Increasing political violence in Turkey recalls dark days of the 1990s

Violence directed at political opponents of the Turkish state has been on the increase recently, with the Deputy Head of the Future Party being violently attacked in his car, a day after threats from the Deputy Head of the Nationalist Movement Party (MHP) against him.

The Future Party’s Selçuk Özdağ was attacked by 5 people as he got into his car in Ankara on Jan. 15, according to Duvar. Özdağ was immediately taken to hospital for treatment after losing a lot of blood.

Former Prime Minister Ahmet Davutoğlu, who leads the Future Party, said in a statement that "We're waiting for a statement from the president about this attack on a politician with whom he's personally worked".

This attack was followed shortly by one on Orhan Uğuroğlu, the Ankara correspondent for opposition nationalist newspaper Yeniçağ, who was also attacked as he got into his car. According to Duvar, the assailants told the journalist, "We are from the Nationalist Movement Party (MHP). Stop criticizing the MHP. The nationalists will find you." 

Another former MHP ally and member of the party’s militant youth wing, the Grey Wolves, was also reportedly attacked on Thursday.

Selçuk Özdağ was pictured at the hospital being treated for his injuries. It is notable that the news of the attack was not being covered by any mainstream Turkish media.

The rise of political violence, clearly directed by MHP cadres towards, is a painful reminder of the frequency of political assassinations in the 1980s and 1990s. Journalists like Uğur Mumcu, Metin Göktepe and Ahmet Taner Kışlalı were targeted specifically because of their work, while Cem Ersever, a former member of right wing paramilitary group JITEM, was murdered after he started speaking to the press. Wikipedia’s List of assassinated people from Turkey is already far too long.

What could the violence by MHP affiliates towards their former allies mean in the current context? The MHP is signalling that it will not tolerate criticism of their party leader, especially if coming from former allies. All three attacks, in these recent violent incidents, appear to be inflicted on those coming from nationalist roots who had a falling out with the MHP. Ahmet Davutoğlu has asked "who is next?" He has also gone as far as to say that he blames President Erdoğan for the violence.

There have been reports that the AKP is worried its coalition partner MHP’s voter share is dropping and might be looking for other partners ahead of possible elections which could be called. Within this context, the MHP could be using intimidation to keep the various nationalists within its own coalition together by targeting former allies who have left and become critical of the party. 

Only recently, MHP linked mafia leaders, most prominently Alaattin Cakici, were openly threatening the main opposition CHP party leader with physical violence with no consequences whatsoever. Therefore, the impression is, threatening or inflicting violence on opposition figures have no consequences.
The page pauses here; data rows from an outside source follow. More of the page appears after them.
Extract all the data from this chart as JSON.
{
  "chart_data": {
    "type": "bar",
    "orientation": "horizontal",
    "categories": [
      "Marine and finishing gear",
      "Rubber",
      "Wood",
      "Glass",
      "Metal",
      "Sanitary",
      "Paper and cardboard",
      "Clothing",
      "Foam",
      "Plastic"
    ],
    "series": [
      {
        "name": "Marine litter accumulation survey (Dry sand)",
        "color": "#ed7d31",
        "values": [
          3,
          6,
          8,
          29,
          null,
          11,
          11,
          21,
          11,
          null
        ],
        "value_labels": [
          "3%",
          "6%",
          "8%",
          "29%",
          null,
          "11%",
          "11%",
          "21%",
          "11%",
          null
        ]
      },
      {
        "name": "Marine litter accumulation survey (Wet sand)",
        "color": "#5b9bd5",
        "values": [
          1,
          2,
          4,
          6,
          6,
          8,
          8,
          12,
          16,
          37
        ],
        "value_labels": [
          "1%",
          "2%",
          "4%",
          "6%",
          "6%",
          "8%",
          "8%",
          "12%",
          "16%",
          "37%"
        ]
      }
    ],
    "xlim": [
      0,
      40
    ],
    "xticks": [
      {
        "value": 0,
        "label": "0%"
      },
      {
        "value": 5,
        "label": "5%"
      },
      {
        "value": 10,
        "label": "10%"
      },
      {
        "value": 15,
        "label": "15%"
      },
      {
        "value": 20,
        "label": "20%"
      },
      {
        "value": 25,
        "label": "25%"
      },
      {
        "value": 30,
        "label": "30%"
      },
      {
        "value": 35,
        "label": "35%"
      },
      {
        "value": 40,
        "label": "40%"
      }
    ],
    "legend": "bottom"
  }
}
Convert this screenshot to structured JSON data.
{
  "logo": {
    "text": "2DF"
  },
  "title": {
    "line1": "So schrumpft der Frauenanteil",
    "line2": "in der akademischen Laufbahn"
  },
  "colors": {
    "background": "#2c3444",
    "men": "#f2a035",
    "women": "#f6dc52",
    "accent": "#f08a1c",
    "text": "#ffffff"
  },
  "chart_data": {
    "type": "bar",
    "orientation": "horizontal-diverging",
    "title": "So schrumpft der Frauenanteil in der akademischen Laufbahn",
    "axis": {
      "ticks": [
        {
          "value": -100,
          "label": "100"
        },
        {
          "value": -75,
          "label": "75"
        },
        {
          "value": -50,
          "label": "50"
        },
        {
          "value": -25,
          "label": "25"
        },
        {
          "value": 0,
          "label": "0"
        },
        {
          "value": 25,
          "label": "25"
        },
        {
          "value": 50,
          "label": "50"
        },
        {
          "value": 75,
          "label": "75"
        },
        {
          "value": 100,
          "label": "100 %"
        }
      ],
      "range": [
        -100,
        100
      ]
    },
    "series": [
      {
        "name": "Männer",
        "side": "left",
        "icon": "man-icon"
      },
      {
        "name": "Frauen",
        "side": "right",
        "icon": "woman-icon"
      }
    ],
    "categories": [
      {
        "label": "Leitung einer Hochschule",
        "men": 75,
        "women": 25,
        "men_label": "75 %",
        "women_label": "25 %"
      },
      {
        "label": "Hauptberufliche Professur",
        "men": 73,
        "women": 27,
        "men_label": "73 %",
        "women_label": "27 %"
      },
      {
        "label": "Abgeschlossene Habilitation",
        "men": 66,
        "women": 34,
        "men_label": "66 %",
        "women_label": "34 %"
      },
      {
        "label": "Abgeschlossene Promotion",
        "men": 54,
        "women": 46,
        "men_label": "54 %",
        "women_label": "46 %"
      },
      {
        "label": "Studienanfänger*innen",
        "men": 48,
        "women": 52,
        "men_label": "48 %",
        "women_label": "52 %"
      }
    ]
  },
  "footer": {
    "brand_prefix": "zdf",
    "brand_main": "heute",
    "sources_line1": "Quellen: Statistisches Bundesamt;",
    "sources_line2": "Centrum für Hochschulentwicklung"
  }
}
It was reported on Friday that three suspects have been arrested for the attack on Orhan Uğuroğlu, so perhaps this time there will be consequences for some of the attackers.

Whatever the ultimate reason for this surge in political attacks, Turkey has been more vulnerable to political violence in periods of greater political movement, such as during the late 70s and 90s. The use of violence could therefore signal that the ruling coalition is worried that its political power is decreasing, and is aiming to use violence to deter defectors and opponents.

At the moment, the nationalist thugs are only dispensing severe beatings to their opponents, but the worry is that they may soon go further as political tensions increase in the run up to a potential general election.